Now hold on to your hats, fellow creeps and cryptid lovers, because things are about to get a lot … less … spooky?
A bit of critical thinking can go a long way
Benjamin Radford takes a long, hard, scientific look at this original testimony and the legend it spawned in his book, Tracking the Chupacabra: The Vampire Beast in Fact, Fiction, and Folkore. He knows a thing or two about dealing with cryptids and scientific evidence; he’s not only the Deputy Editor of Skeptical Inquirer, he’s also the co-founder and co-host of the popular podcast Squaring the Strange.
The goatsucker (the literal translation of “chupacabra), however, isn’t just your average cryptid. It brings in elements of mass hysteria, conspiracy, and anti-Americanism which make it different from your everyday Bigfoot.

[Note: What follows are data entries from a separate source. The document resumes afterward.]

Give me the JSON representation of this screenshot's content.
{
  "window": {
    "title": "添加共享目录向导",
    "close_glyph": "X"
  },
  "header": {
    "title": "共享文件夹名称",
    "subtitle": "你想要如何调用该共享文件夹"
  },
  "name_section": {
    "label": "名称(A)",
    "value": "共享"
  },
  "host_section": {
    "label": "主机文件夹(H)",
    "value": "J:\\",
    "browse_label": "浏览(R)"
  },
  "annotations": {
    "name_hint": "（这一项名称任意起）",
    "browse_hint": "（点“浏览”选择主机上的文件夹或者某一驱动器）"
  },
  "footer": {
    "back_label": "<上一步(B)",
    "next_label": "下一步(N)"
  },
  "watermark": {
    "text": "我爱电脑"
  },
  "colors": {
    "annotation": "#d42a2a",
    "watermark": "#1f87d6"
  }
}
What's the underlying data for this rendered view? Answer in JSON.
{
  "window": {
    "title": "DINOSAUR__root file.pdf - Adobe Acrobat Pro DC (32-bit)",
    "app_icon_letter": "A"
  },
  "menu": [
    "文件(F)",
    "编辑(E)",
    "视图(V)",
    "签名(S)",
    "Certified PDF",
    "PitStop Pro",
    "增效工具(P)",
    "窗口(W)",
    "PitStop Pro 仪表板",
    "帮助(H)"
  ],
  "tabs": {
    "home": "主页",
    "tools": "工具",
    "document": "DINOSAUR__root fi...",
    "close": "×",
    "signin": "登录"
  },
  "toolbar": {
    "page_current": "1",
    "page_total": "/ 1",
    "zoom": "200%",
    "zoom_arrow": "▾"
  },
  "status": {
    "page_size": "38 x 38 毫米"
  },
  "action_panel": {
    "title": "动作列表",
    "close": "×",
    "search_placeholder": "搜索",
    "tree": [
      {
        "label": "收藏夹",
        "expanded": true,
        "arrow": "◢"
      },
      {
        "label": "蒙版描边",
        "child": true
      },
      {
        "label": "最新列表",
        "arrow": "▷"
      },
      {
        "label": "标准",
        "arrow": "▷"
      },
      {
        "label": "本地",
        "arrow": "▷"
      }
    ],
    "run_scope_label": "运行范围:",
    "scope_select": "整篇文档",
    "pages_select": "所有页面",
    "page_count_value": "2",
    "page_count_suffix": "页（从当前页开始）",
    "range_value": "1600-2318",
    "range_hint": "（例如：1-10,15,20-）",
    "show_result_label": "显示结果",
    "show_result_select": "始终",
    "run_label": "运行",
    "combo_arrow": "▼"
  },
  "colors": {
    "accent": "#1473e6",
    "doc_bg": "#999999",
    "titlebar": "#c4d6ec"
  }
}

Radford spent five years researching for Tracking the Chupacabra, following up with eyewitnesses, running forensic evidence, and even wandering through the Puerto Rican jungle, searching for physical evidence of the beast’s existence. What he found were conflicting details, canids, sloppy reporting, and a whole lot of scientific illiteracy.
There’s no mincing of words here — there’s little to no evidence the chupacabra exists in reality. While anything is possible, at this point it seems highly unlikely. Though the real, living, blood-feasting chupacabra is gone (declared “dead” by Radford), the myth will always be with us.
“The chupacabra is dead. Long live the chupacabra.”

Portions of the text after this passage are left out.